Akutami cita questo classico ma ne sfugge il clichè: l’ammirazione reciproca, e meritata, che ciascuno dei due poli ha per l’altro è subito esplicitata e l’opposizione diventa immediata alleanza. Senza però perdere necessariamente di brio ma andando a giocare non sulla rivalità ma sulla difficoltà di “accordarsi”: due concertisti prodigio che dovranno presumibilmente provare e riprovare a lungo prima di omogeneizzare i propri ritmi.

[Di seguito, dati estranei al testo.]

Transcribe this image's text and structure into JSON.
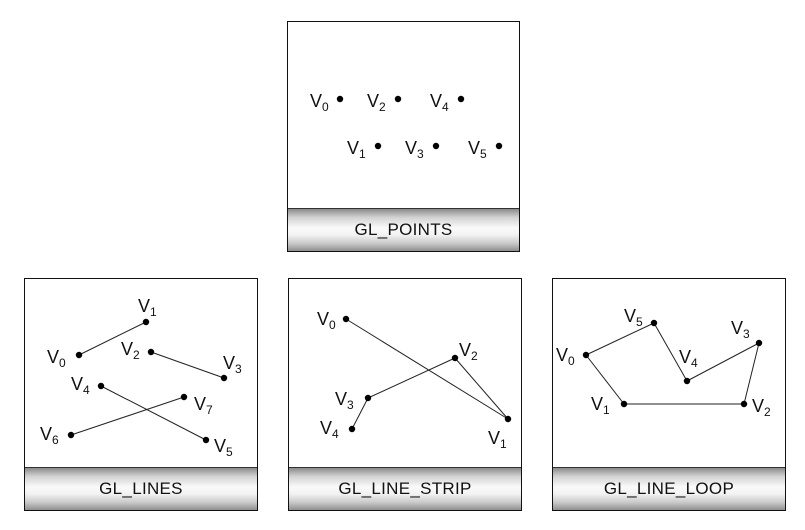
{
  "panels": [
    {
      "id": "points",
      "caption": "GL_POINTS",
      "connect": "none",
      "vertices": [
        {
          "label": "V",
          "sub": "0"
        },
        {
          "label": "V",
          "sub": "1"
        },
        {
          "label": "V",
          "sub": "2"
        },
        {
          "label": "V",
          "sub": "3"
        },
        {
          "label": "V",
          "sub": "4"
        },
        {
          "label": "V",
          "sub": "5"
        }
      ]
    },
    {
      "id": "lines",
      "caption": "GL_LINES",
      "connect": "pairs",
      "vertices": [
        {
          "label": "V",
          "sub": "0"
        },
        {
          "label": "V",
          "sub": "1"
        },
        {
          "label": "V",
          "sub": "2"
        },
        {
          "label": "V",
          "sub": "3"
        },
        {
          "label": "V",
          "sub": "4"
        },
        {
          "label": "V",
          "sub": "5"
        },
        {
          "label": "V",
          "sub": "6"
        },
        {
          "label": "V",
          "sub": "7"
        }
      ]
    },
    {
      "id": "line_strip",
      "caption": "GL_LINE_STRIP",
      "connect": "strip",
      "vertices": [
        {
          "label": "V",
          "sub": "0"
        },
        {
          "label": "V",
          "sub": "1"
        },
        {
          "label": "V",
          "sub": "2"
        },
        {
          "label": "V",
          "sub": "3"
        },
        {
          "label": "V",
          "sub": "4"
        }
      ]
    },
    {
      "id": "line_loop",
      "caption": "GL_LINE_LOOP",
      "connect": "loop",
      "vertices": [
        {
          "label": "V",
          "sub": "0"
        },
        {
          "label": "V",
          "sub": "1"
        },
        {
          "label": "V",
          "sub": "2"
        },
        {
          "label": "V",
          "sub": "3"
        },
        {
          "label": "V",
          "sub": "4"
        },
        {
          "label": "V",
          "sub": "5"
        }
      ]
    }
  ]
}
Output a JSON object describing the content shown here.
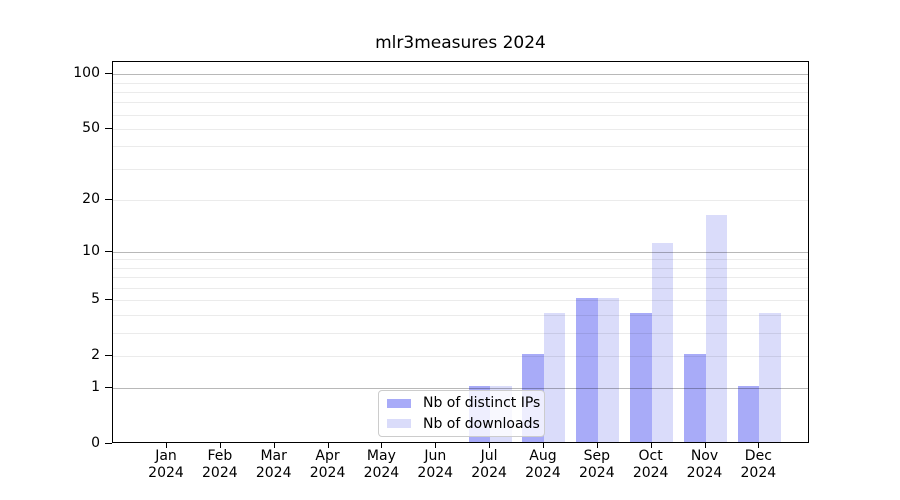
{
  "chart_data": {
    "type": "bar",
    "title": "mlr3measures 2024",
    "year": "2024",
    "categories": [
      "Jan",
      "Feb",
      "Mar",
      "Apr",
      "May",
      "Jun",
      "Jul",
      "Aug",
      "Sep",
      "Oct",
      "Nov",
      "Dec"
    ],
    "series": [
      {
        "name": "Nb of distinct IPs",
        "color": "#a8abf8",
        "values": [
          0,
          0,
          0,
          0,
          0,
          0,
          1,
          2,
          5,
          4,
          2,
          1
        ]
      },
      {
        "name": "Nb of downloads",
        "color": "#dadcfa",
        "values": [
          0,
          0,
          0,
          0,
          0,
          0,
          1,
          4,
          5,
          11,
          16,
          4
        ]
      }
    ],
    "yscale": "log1p",
    "ylim": [
      0,
      117
    ],
    "y_ticks": [
      100,
      50,
      20,
      10,
      5,
      2,
      1,
      0
    ],
    "grid_major": [
      1,
      10,
      100
    ],
    "grid_minor": [
      2,
      3,
      4,
      5,
      6,
      7,
      8,
      9,
      20,
      30,
      40,
      50,
      60,
      70,
      80,
      90
    ],
    "legend_position": "lower center",
    "grid": "on"
  }
}
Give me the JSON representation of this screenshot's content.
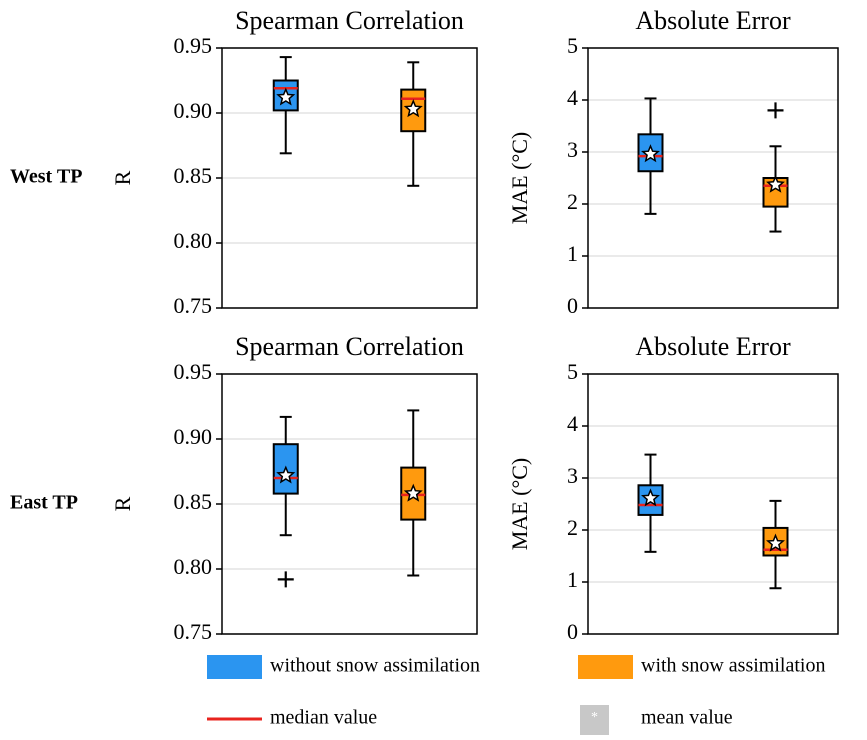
{
  "row_labels": [
    "West TP",
    "East TP"
  ],
  "legend": {
    "series": [
      {
        "name": "without snow assimilation",
        "color": "#2b95f0"
      },
      {
        "name": "with snow assimilation",
        "color": "#ff9a0e"
      }
    ],
    "median": {
      "label": "median value",
      "color": "#e8231e"
    },
    "mean": {
      "label": "mean value",
      "marker": "*"
    }
  },
  "chart_data": [
    {
      "type": "box",
      "title": "Spearman Correlation",
      "ylabel": "R",
      "ylim": [
        0.75,
        0.95
      ],
      "yticks": [
        0.75,
        {
          "value": 0.8,
          "label": "0.80"
        },
        0.85,
        {
          "value": 0.9,
          "label": "0.90"
        },
        0.95
      ],
      "grid": true,
      "boxes": [
        {
          "whislo": 0.869,
          "q1": 0.902,
          "med": 0.919,
          "q3": 0.925,
          "whishi": 0.943,
          "mean": 0.912,
          "fliers": []
        },
        {
          "whislo": 0.844,
          "q1": 0.886,
          "med": 0.911,
          "q3": 0.918,
          "whishi": 0.939,
          "mean": 0.903,
          "fliers": []
        }
      ]
    },
    {
      "type": "box",
      "title": "Absolute Error",
      "ylabel": "MAE (°C)",
      "ylim": [
        0,
        5
      ],
      "yticks": [
        0,
        1,
        2,
        3,
        4,
        5
      ],
      "grid": true,
      "boxes": [
        {
          "whislo": 1.81,
          "q1": 2.63,
          "med": 2.92,
          "q3": 3.34,
          "whishi": 4.03,
          "mean": 2.96,
          "fliers": []
        },
        {
          "whislo": 1.47,
          "q1": 1.95,
          "med": 2.35,
          "q3": 2.5,
          "whishi": 3.11,
          "mean": 2.37,
          "fliers": [
            3.8
          ]
        }
      ]
    },
    {
      "type": "box",
      "title": "Spearman Correlation",
      "ylabel": "R",
      "ylim": [
        0.75,
        0.95
      ],
      "yticks": [
        0.75,
        {
          "value": 0.8,
          "label": "0.80"
        },
        0.85,
        {
          "value": 0.9,
          "label": "0.90"
        },
        0.95
      ],
      "grid": true,
      "boxes": [
        {
          "whislo": 0.826,
          "q1": 0.858,
          "med": 0.87,
          "q3": 0.896,
          "whishi": 0.917,
          "mean": 0.872,
          "fliers": [
            0.792
          ]
        },
        {
          "whislo": 0.795,
          "q1": 0.838,
          "med": 0.857,
          "q3": 0.878,
          "whishi": 0.922,
          "mean": 0.858,
          "fliers": []
        }
      ]
    },
    {
      "type": "box",
      "title": "Absolute Error",
      "ylabel": "MAE (°C)",
      "ylim": [
        0,
        5
      ],
      "yticks": [
        0,
        1,
        2,
        3,
        4,
        5
      ],
      "grid": true,
      "boxes": [
        {
          "whislo": 1.58,
          "q1": 2.29,
          "med": 2.48,
          "q3": 2.86,
          "whishi": 3.45,
          "mean": 2.61,
          "fliers": []
        },
        {
          "whislo": 0.88,
          "q1": 1.51,
          "med": 1.62,
          "q3": 2.04,
          "whishi": 2.56,
          "mean": 1.74,
          "fliers": []
        }
      ]
    }
  ]
}
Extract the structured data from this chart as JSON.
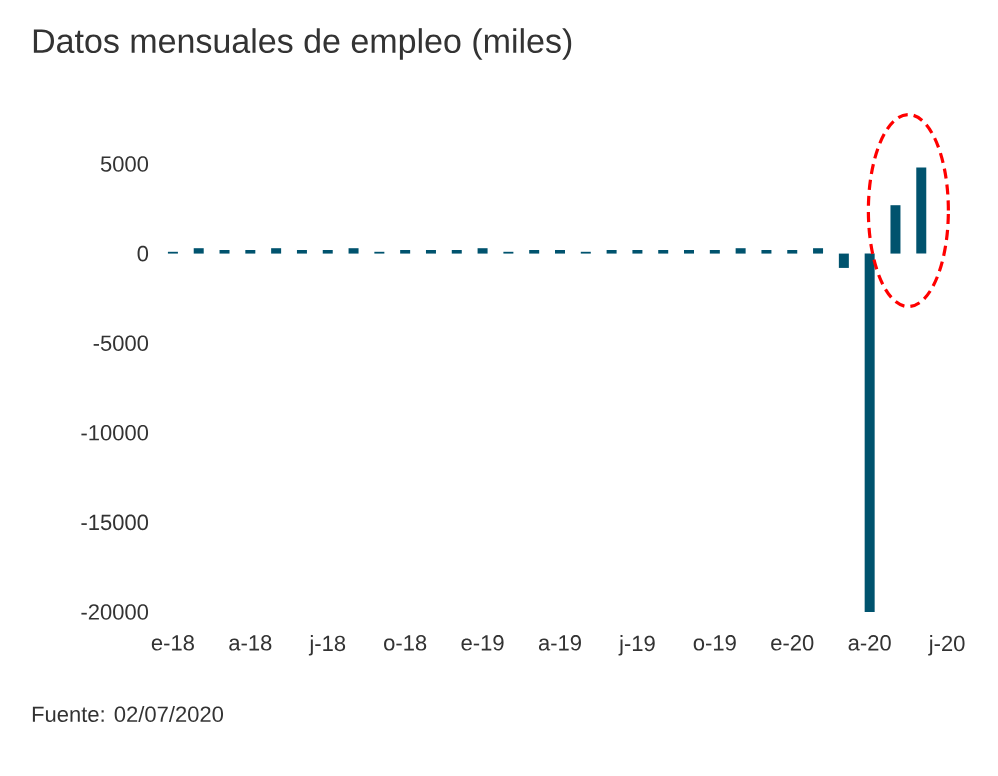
{
  "chart_data": {
    "type": "bar",
    "title": "Datos mensuales de empleo (miles)",
    "categories": [
      "e-18",
      null,
      null,
      "a-18",
      null,
      null,
      "j-18",
      null,
      null,
      "o-18",
      null,
      null,
      "e-19",
      null,
      null,
      "a-19",
      null,
      null,
      "j-19",
      null,
      null,
      "o-19",
      null,
      null,
      "e-20",
      null,
      null,
      "a-20",
      null,
      null,
      "j-20"
    ],
    "values": [
      100,
      300,
      200,
      200,
      300,
      200,
      200,
      300,
      100,
      200,
      200,
      200,
      300,
      100,
      200,
      200,
      100,
      200,
      200,
      200,
      200,
      200,
      300,
      200,
      200,
      300,
      -800,
      -20000,
      2700,
      4800,
      null
    ],
    "color": "#00536e",
    "ylim": [
      -20000,
      5000
    ],
    "yticks": [
      -20000,
      -15000,
      -10000,
      -5000,
      0,
      5000
    ],
    "annotations": [
      "Fuente: 02/07/2020"
    ]
  }
}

E questo non è l’unico clichè che Akutami dimostra di aver evidentemente letto e riletto fino al punto di poterlo espandere o ribaltare: quasi ogni personaggio è narrato rispettandone l’archetipo ma nel contempo completandolo con aspetti coerenti ma mai abbastanza esplorati.
Altro esempio di questa riflessione “da fan” che diventa motivazione “professionale” è lo spazio riservato al “Professor Gojo”. Se Yuji e Megumi ricalcano Naruto e Sasuke, è impossibile non pensare a lui come un omaggio al fortissimo, e svagato, maestro ninja Sasaki (addirittura, laddove Sasaki esibiva una benda sull’occhio, Gojo ha proprio una fascia che copre entrambi gli occhi proprio perchè, esattamente come Sasaki, il suo potere devastante si esprime tramite la vista).
Ma mentre Masashi Kishimoto aveva di necessità dovuto tenere ai margini lo strapotente ninja, Akutami ritiene che non sia necessario: la regola dello shonen che vorrebbe i protagonisti adolescenti sul palco il maggior tempo possibile per favorire l’immedesimazione del pubblico, viene stravolta in favore della “rule of cool”. Gojo è strapotente, affascinante, divertente e Akutami ne è perfettamente cosciente, come è cosciente che altri adulti possono diventare rapidamente punto di riferimento per la narrazione. Ad esempio il “salaryman esorcista” maniaco dell’ordine e degli orari Kento Nanami a cui vengono riservate intere scene madri.
Certo, questo può essere anche favorito da quella “seinenizzazione” (con “seinen” si indicano le opere indicate al pubblico più maturo) dello shonen individuata dal recensore e podcaster Andrea Peduzzi, che nell’ultimo decennio ha cominciato ad incrinare la barriera netta creatasi tra i target negli anni ’90 e ritornando agli anni ’70-80 in cui Go Nagai era shonen. Comunque sia si tratta di una pregevole intuizione e ad Akutami ne va riconosciuto il merito.
Per quanto attiene al profilo grafico, un po’ “casca l’asino”.
Quello che si può dire del tratto di Akutami è che è “funzionale. Ha una decente competenza anatomica, una decente capacità di scenografo, una decente attitudine registica, una decente percezione del ritmo. Si può poi apprezzare la scelta di non eccedere nella facile concessione estetica: i personaggi maschili e femminili sono “interessanti” e empatici, non certo “bellibellibelli in modo assurdo”. Cosa particolarmente commendabile nel momento in cui è evidente che le ragazze sono concepite per essere credibili come guerriere in un ambito di “lavoro” che richiede fisicità e un tocco di follia autolesionista.
Ma non ci si può negare che alla fine siamo di fronte ad un “medio artigiano” a cui difetta la capacità tanto di accattivare con la dinamica estetica di un Shun “Kenichi” Matsuena, quanto con il puro talento per il fomento di un Kazuhiro “Ushio e Tora” Fujita.
Detto questo, in un periodo in cui mi è capitato di lamentarmi per una certa “bonaccia” nell’ambito shonen, avere un titolo che ne tiene alta la bandiera(e così facendo ottiene i giusti riconoscimenti di vendite) grazie ad un evidente amore per il genere affiancato ad una buona capacità, direi che è motivo di gioia.